COLUMBUS, Ohio (AP) — A federal appeals court on Friday upheld a judge’s order blocking death row inmates from information about Ohio’s new lethal injection process.

The 2-1 decision by the 6th U.S. Circuit Court of Appeals will help determine whether Ohio will proceed with its first executions in three years beginning in February. Attorneys for condemned inmates had challenged the order.

Ohio plans to execute Ronald Phillips on Feb. 15 for raping and killing his girlfriend’s 3-year-old daughter in 1993. Another execution is scheduled for April.

Judge Eugene Siler, writing for the majority, said a judge didn’t abuse his discretion last fall when he barred the release of information about Ohio’s new lethal injection process requested by attorneys for Phillips and other inmates.

Those attorneys can still pursue their challenge of lethal injection drugs in the process, including taking the state up on its offer to provide samples for testing, Siler said.

Although knowledge of drug facilities and handlers could help defense attorneys test the drugs, “the harm presented by identification of those intimately involved in an execution outweighs the speculative benefit of complete understanding of an industry already heavily regulated,” Siler said.

In a dissent, Judge Jane Stranch said the judge’s order shields from attorneys “a vast array of information” from the qualifications of the execution team to how Ohio obtained the drugs.

“In sum, they do not have the information they need to ensure that the testing is adequate or that the executions will be carried out in a constitutional manner,” Stranch wrote.

The state prisons agency said it was reviewing the ruling and awaiting an expected follow-up decision by a lower court judge, who put executions briefly on hold until the 6th Circuit ruled.

A message was left with the lead attorney challenging the judge’s order.

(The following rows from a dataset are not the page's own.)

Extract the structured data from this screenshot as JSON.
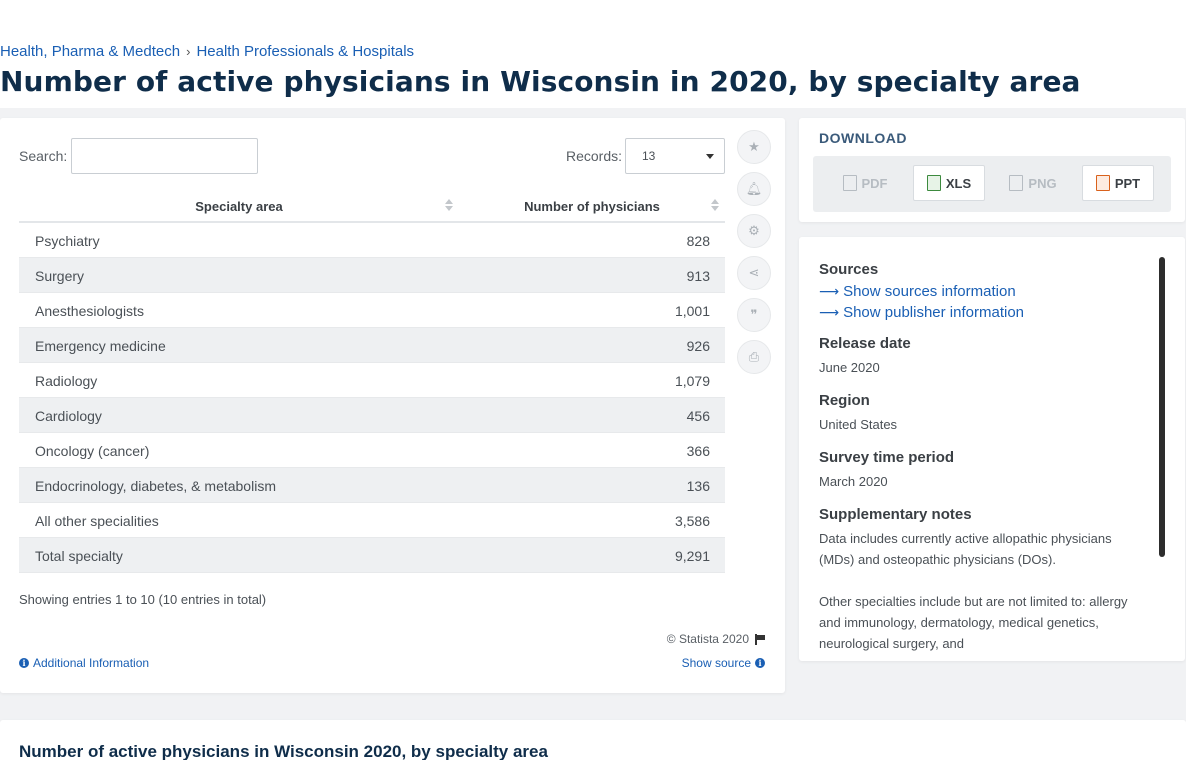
{
  "breadcrumb": {
    "items": [
      "Health, Pharma & Medtech",
      "Health Professionals & Hospitals"
    ],
    "separator": "›"
  },
  "page_title": "Number of active physicians in Wisconsin in 2020, by specialty area",
  "controls": {
    "search_label": "Search:",
    "search_value": "",
    "records_label": "Records:",
    "records_value": "13"
  },
  "table": {
    "headers": [
      "Specialty area",
      "Number of physicians"
    ],
    "rows": [
      {
        "name": "Psychiatry",
        "value": "828"
      },
      {
        "name": "Surgery",
        "value": "913"
      },
      {
        "name": "Anesthesiologists",
        "value": "1,001"
      },
      {
        "name": "Emergency medicine",
        "value": "926"
      },
      {
        "name": "Radiology",
        "value": "1,079"
      },
      {
        "name": "Cardiology",
        "value": "456"
      },
      {
        "name": "Oncology (cancer)",
        "value": "366"
      },
      {
        "name": "Endocrinology, diabetes, & metabolism",
        "value": "136"
      },
      {
        "name": "All other specialities",
        "value": "3,586"
      },
      {
        "name": "Total specialty",
        "value": "9,291"
      }
    ],
    "showing": "Showing entries 1 to 10 (10 entries in total)"
  },
  "footer": {
    "copyright": "© Statista 2020",
    "additional_info": "Additional Information",
    "show_source": "Show source"
  },
  "side_icons": [
    "star-icon",
    "bell-icon",
    "gear-icon",
    "share-icon",
    "quote-icon",
    "print-icon"
  ],
  "download": {
    "title": "DOWNLOAD",
    "buttons": [
      {
        "label": "PDF",
        "enabled": false
      },
      {
        "label": "XLS",
        "enabled": true
      },
      {
        "label": "PNG",
        "enabled": false
      },
      {
        "label": "PPT",
        "enabled": true
      }
    ]
  },
  "info": {
    "sources_title": "Sources",
    "show_sources": "Show sources information",
    "show_publisher": "Show publisher information",
    "release_date_title": "Release date",
    "release_date": "June 2020",
    "region_title": "Region",
    "region": "United States",
    "survey_title": "Survey time period",
    "survey": "March 2020",
    "notes_title": "Supplementary notes",
    "notes_1": "Data includes currently active allopathic physicians (MDs) and osteopathic physicians (DOs).",
    "notes_2": "Other specialties include but are not limited to: allergy and immunology, dermatology, medical genetics, neurological surgery, and"
  },
  "bottom": {
    "title": "Number of active physicians in Wisconsin 2020, by specialty area"
  },
  "colors": {
    "link": "#1a5fb4",
    "title": "#0f2d4a",
    "row_alt": "#eef0f2"
  }
}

At issue before the court were new efforts Ohio is making to shield information about lethal injection in hopes of jump-starting executions, which have been on hold since January 2014. That’s when it took condemned inmate Dennis McGuire 26 minutes to die from a never-before-used two-drug method while he repeatedly gasped and snorted.

Last fall, now-retired Judge Gregory Frost issued a protective order that said Ohio’s need to obtain supplies of lethal drugs outweighed concerns by death row inmates that information about the drugs, including names of the manufacturers, is needed to meaningfully challenge them.

Friday’s ruling upheld Frost’s order.

Defense attorneys argued they couldn’t meaningfully challenge the use of the drugs without the information being shielded. They also said the secrecy protections are unnecessary given the history of lawsuits over lethal injection in Ohio.

The attorneys also said federal rules for obtaining evidence should take precedence over a state law trying to shield that evidence.

For its part, the state cited defense attorneys’ “wildly exaggerated and misplaced arguments” to say that the protective order should stay in place.

The state’s interest in keeping lethal injection information confidential far outweighs death row inmates’ right to the release of that information, the state said.

The Department of Rehabilitation and Correction in October announced plans to use a new three-drug combination — midazolam, rocuronium bromide and potassium chloride — for at least three executions.